A meeting is organised between the client and graphic designer(s). The client outlines what they want from this project (eg. a company logo), how much they are willing to spend on it, and when they want it done by.

#2. Research

The individual or team working on the task set forth by the client must do research in order to find out what might be appropriate for their particular conundrum, whether that’s finding out the market that the finished project will be exposed to, or seeing what competitors might have to get a good reference.

#3. Brainstorming

Ideas are explored, and creativity is stimulated.

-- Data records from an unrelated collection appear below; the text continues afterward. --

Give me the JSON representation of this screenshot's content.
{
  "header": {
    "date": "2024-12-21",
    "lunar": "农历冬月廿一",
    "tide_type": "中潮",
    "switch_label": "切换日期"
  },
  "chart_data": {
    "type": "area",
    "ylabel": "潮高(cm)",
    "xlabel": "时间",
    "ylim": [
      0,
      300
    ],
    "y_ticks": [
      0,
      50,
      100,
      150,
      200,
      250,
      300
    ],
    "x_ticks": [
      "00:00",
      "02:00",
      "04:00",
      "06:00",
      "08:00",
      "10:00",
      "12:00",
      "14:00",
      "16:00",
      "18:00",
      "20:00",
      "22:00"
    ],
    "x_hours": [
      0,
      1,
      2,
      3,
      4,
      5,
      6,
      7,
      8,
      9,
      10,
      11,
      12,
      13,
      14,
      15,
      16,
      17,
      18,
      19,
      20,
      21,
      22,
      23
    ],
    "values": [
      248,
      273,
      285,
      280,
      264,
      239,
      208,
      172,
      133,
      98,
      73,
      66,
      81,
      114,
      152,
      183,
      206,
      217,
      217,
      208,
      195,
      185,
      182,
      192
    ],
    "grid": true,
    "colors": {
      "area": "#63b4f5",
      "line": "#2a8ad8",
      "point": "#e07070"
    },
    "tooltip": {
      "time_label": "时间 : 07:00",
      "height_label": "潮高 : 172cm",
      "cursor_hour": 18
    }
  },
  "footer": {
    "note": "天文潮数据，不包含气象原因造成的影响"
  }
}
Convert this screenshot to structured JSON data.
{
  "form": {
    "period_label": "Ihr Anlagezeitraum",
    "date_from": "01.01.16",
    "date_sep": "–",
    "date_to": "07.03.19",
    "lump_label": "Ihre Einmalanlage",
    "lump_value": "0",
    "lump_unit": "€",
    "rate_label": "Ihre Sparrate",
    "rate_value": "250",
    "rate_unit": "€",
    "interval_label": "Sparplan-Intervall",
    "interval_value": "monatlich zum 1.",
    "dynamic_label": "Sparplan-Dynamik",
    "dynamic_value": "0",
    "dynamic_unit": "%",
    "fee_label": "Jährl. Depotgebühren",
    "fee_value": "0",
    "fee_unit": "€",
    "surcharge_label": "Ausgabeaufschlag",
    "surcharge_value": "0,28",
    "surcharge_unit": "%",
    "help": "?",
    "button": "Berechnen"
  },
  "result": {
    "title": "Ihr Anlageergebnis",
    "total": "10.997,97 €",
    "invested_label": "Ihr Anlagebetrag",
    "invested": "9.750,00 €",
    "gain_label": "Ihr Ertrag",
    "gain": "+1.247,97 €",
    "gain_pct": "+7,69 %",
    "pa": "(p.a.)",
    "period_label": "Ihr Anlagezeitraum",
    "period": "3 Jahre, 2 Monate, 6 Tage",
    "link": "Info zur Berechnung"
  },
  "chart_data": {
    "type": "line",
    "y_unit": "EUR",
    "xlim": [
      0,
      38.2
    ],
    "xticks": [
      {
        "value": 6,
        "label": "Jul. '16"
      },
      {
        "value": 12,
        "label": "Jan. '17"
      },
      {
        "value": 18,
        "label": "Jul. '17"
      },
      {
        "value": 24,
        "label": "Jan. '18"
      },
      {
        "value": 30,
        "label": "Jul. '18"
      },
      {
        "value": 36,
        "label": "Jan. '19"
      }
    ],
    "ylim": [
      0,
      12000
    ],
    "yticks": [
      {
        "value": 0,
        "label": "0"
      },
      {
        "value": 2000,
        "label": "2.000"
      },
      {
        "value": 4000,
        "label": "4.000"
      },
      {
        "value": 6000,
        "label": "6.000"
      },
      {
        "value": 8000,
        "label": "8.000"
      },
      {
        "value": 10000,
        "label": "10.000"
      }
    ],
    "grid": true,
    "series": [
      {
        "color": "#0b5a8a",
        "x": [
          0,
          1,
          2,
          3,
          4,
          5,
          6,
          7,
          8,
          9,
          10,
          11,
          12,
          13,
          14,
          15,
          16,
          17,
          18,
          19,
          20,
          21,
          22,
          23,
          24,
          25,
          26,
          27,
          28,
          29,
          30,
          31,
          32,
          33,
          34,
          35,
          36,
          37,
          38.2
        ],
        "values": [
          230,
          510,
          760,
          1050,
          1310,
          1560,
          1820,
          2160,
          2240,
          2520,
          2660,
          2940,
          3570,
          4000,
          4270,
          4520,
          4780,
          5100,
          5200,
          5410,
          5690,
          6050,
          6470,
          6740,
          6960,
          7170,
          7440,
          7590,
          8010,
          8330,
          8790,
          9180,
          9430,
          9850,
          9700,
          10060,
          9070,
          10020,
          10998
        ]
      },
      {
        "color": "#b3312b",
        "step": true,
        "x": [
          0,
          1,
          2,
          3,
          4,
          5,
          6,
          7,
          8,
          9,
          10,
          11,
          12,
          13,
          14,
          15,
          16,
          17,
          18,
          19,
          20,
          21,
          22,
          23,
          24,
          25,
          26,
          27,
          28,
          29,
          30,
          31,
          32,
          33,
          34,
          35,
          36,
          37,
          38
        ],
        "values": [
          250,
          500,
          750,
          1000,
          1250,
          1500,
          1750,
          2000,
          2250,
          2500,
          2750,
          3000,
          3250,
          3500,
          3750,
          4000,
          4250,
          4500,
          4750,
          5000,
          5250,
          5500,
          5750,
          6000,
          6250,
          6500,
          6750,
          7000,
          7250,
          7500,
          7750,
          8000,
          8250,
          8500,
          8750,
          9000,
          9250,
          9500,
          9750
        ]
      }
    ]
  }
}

Mindmaps, brainstorms and moodboards are prepared, inspiration is sought etc.

#4. Thumbnails

Small sketches are made to have a visual representation of any ideas created in step #3. Usually these are pencil and paper creations.

#5. Development of Ideas

The best thumbnails are selected by the designer or a team of designers, and more-detailed mockups are created in design programs such as Photoshop, Adobe Illustrator and InDesign.

#6. Client Presentation

The client is shown everything that’s been created. Sometimes the client agrees on the spot if it’s exceptionally well-done, or if budgetary/time constraints are a major factor, but often the client provides feedback and changes are made based on their specifications. Sometimes an entirely new design is required, and more money is pumped into the project.

#7. Preparation of Finished Artwork

The project has been approved, all that there’s left to do is to send it all to the printer. A quick proofread of everything is done, along with alignment of the design to the printer’s specifications. Done!